Inspired by my daughter's wishing for a hot pink gumball and my son's wish for anything but pink, and all the puzzles that followed, I decided to bring a gumball machine to the Cambridge Science Carnival. What could be better than gumballs to demonstrate a fascinating side of math to kids (and many adults)?

I bough a 10" diameter gumball machine and a giant box of 1" gumballs. How many gumballs, approximately, do you think we need to use to fill the machine to the top?

Submit your answer on our Family Puzzle Marathon Be first to solve three puzzles and get a prize! One puzzle per week, please.

## 11 comments:

If there were no wasted space, then you could calculate the number of balls that would fit by dividing the volume of the gumball machine by the volume of a single gumball.

That would be:

4/3 * (10)^3

------------

4/3 * 1 ^3

= 10^3/1 = 1000

So 1000 is a maximum upper limit. There will be some (relatively minimal) wasted space, let's say 5%... (it's probably possibly to calculate the wasted space, but since this is not in the "hard" category, I'm going to go out on the limb and assume my waste estimate is good enough)

With 5% wasted space, we'd fit 950 gumballs.

radius cubed is 125.

times pi is almost 393

times 4/3 is just over 523 cubic inches

each individual gumball has a volume of maybe 1 cubic inch (1x1x1?)?

there's some considerable wasted space, but there's also some settling into that wasted space. tom is guessing 500 to 510. tom

Akkk! I missed the diameter and radius thing, so my math is still right, but I should have used 5^3 and .5^3 or 125/(1/8) = 1000

I'm sticking with my not that much wasted space, but it could easily be more than the 5% I made up.

I think Tom's estimate of the volume of the gumball machine looks good, but then using 1" cubes rather than balls with a .5" radius isn't consistent. (Should be 4/3 * pi * (1/8) = .523)

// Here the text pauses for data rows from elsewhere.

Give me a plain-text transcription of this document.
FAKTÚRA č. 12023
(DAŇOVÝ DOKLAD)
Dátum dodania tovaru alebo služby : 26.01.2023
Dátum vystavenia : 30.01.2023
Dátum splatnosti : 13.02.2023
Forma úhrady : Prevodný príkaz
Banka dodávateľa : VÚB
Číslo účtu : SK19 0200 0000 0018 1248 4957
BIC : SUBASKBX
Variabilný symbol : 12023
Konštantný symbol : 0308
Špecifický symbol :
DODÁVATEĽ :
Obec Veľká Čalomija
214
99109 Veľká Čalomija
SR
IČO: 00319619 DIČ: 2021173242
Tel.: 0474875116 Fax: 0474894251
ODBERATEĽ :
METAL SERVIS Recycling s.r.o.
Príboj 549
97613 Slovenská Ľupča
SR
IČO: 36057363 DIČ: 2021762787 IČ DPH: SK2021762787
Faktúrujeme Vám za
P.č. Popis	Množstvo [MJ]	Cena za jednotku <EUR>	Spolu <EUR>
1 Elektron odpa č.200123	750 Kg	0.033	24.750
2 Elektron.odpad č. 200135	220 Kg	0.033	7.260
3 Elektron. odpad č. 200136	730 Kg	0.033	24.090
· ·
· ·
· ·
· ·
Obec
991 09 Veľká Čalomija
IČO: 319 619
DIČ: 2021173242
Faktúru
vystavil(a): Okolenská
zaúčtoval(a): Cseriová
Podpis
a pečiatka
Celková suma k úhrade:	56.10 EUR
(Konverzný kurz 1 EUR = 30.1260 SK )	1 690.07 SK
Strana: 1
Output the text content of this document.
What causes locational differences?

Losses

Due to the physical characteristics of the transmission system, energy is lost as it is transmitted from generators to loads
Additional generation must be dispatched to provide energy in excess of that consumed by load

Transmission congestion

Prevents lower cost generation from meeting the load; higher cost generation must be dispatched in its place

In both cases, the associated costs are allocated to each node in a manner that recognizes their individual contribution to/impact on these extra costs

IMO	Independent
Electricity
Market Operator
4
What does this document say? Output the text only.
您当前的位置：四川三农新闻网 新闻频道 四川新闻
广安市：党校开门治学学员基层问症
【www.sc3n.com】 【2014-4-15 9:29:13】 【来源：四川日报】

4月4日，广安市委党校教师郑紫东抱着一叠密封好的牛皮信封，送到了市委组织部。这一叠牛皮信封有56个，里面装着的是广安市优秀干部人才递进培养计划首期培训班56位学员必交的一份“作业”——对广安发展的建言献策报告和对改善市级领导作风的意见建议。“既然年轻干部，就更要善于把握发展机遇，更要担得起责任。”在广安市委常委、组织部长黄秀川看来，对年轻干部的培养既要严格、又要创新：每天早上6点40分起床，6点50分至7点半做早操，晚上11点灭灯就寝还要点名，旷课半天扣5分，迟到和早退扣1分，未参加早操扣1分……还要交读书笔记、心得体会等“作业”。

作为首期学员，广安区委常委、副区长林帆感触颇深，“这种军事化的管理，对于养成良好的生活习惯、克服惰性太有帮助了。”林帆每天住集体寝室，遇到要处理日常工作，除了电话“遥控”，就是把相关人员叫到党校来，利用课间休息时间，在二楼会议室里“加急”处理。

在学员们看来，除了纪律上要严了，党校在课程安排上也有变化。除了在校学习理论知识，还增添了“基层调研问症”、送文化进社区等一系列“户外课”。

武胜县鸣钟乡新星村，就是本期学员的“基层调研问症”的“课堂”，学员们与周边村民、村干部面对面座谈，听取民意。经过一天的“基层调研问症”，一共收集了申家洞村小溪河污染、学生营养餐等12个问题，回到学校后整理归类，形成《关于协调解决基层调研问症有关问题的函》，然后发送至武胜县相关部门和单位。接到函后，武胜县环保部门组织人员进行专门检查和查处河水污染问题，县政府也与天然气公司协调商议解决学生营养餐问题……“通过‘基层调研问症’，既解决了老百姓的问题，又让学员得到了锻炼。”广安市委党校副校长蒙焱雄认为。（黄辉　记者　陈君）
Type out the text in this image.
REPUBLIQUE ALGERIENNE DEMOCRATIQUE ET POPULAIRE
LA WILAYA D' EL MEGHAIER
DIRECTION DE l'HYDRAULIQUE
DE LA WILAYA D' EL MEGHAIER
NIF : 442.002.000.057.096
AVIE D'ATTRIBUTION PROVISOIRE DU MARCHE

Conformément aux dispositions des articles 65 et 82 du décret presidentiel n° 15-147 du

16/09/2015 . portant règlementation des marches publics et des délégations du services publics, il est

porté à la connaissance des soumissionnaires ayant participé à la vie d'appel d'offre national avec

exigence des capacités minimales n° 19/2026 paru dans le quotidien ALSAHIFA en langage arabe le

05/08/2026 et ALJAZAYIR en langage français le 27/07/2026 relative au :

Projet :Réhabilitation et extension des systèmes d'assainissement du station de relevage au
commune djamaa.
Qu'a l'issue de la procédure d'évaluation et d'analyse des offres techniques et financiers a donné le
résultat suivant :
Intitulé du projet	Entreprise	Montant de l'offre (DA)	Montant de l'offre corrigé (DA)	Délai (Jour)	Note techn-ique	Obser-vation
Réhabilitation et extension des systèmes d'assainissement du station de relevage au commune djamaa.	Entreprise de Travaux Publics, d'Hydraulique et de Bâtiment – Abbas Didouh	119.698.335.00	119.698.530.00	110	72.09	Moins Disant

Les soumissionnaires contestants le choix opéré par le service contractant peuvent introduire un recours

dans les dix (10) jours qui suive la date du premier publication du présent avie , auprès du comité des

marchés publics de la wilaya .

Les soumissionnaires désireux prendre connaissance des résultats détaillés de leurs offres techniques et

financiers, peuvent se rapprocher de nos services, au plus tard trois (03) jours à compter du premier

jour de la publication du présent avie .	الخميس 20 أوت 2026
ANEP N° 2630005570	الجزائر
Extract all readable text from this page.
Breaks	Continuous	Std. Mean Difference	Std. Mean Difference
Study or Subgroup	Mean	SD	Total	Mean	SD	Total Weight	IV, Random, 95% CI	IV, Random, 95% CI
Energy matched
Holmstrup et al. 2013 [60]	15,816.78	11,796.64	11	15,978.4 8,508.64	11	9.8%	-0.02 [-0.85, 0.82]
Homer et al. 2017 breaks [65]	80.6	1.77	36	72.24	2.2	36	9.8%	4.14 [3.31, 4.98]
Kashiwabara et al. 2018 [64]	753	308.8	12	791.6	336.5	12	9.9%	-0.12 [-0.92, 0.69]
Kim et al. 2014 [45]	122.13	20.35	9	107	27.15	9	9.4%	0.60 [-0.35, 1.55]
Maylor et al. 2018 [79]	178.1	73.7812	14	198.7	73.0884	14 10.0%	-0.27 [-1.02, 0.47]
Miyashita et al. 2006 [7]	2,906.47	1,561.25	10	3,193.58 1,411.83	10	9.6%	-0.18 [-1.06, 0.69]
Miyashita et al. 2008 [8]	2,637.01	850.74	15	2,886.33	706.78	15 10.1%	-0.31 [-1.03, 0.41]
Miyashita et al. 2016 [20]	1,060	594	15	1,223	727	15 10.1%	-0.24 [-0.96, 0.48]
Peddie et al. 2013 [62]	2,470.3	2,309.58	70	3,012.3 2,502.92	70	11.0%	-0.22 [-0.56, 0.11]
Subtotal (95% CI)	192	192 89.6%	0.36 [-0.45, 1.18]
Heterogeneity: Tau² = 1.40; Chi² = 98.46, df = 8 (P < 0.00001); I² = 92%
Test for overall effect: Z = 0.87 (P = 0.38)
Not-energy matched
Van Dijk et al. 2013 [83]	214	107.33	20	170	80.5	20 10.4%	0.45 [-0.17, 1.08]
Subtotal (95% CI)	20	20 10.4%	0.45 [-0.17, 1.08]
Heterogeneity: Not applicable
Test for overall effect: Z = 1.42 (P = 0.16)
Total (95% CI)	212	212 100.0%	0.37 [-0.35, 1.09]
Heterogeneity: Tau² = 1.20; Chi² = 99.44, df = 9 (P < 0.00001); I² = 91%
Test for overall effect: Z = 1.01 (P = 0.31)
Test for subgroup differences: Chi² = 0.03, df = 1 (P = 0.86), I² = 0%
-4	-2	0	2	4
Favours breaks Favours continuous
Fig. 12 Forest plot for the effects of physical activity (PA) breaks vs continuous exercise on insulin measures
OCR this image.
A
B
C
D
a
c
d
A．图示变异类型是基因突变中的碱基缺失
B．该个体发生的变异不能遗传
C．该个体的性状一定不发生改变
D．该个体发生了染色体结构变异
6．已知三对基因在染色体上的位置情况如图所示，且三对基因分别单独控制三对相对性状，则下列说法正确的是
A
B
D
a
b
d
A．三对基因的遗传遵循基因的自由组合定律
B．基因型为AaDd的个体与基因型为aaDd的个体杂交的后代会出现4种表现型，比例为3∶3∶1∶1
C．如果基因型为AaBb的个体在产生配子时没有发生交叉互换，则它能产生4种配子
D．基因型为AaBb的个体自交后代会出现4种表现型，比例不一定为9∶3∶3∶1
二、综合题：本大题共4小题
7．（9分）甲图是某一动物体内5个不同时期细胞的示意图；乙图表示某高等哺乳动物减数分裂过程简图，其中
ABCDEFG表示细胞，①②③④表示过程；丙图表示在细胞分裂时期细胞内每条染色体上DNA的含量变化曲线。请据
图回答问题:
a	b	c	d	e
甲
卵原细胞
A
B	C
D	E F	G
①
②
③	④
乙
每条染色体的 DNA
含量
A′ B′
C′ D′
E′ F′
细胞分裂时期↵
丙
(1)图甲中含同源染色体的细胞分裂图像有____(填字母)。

BTW, didn't mean to omit the pi from my original post -- I had intended originally to show that the 4/3 * pi cancelled from top and bottom, but forgot... sorry for a convoluted set of answers!

V = 4/3 Pi * r^3

Gumball Machine volume (d = 10) = 4/3 pi * 5^3 = 523.5983333

Gumball volume (d=1) + 4/3 pi * 1^3 = 4.188786

Machine volume/gumball volume = 125 gumballs assuming no wasted space.

Ok, let's trace what happened here:

Kim was first, did all the calculations perfectly but forgot that radius rather than diameter should be cubed.

Tom came second. I believe he reasonably assumed that gumball volume could be approximated as a cube. There is some space in-between the gumballs after all.

Kim stopped by again correcting the radius-diameter confusion and pointing out that for gumballs, sphere volume would be a better approximation that a cube.

Katrina came third, but she also used diameter instead of radius.

Looking closely at the gumball packing, I believe the truth is somewhere in the middle between Tom's and Kim's solution, between 500 and 1000, in the 700th. There is some space in-between the gumballs but not as much as if each would be wrapped in a cube.

I had to check it in practice and I did. Oooo, the smell of these gumballs when you pour them into the machine! And I don't even like gum. It looks like we need around 720 to fill the machine up.

Everyone who participated here deserves a puzzle point. But Tom already got one today for the tiles puzzle. So, it's just girls - Kim & Katrina.

Katrina - this is your third puzzle point, and as everyone who solves three puzzles, you earned a prize. Please email me your snail mail address.

Volume of machine is approximately 523.60cubic inches; volume of gumball is approximately 4.19cubic inches. 523.60/4.19 is approximately 125. Therefore, 125 gumballs with room to give.

Monica

Seems like I (Tom) remember solving that gumball problem in high school, long time ago, and only approximately. But i can't remember it! It was a geometry class, and not calculus which I never got to take in the 50s.

Instinct makes us/me think, at first, the "wasted space" will decline with the size of the interior balls. But wait. If there was only one big gumball inside, there'd be no air volume. If there's two fairly big gumballs, there's quite a lot. If 3, still quite a lot, and if 4, quite a lot.

Heck with it, on to other fun problems. Tom

How do we find out what the actual answer is?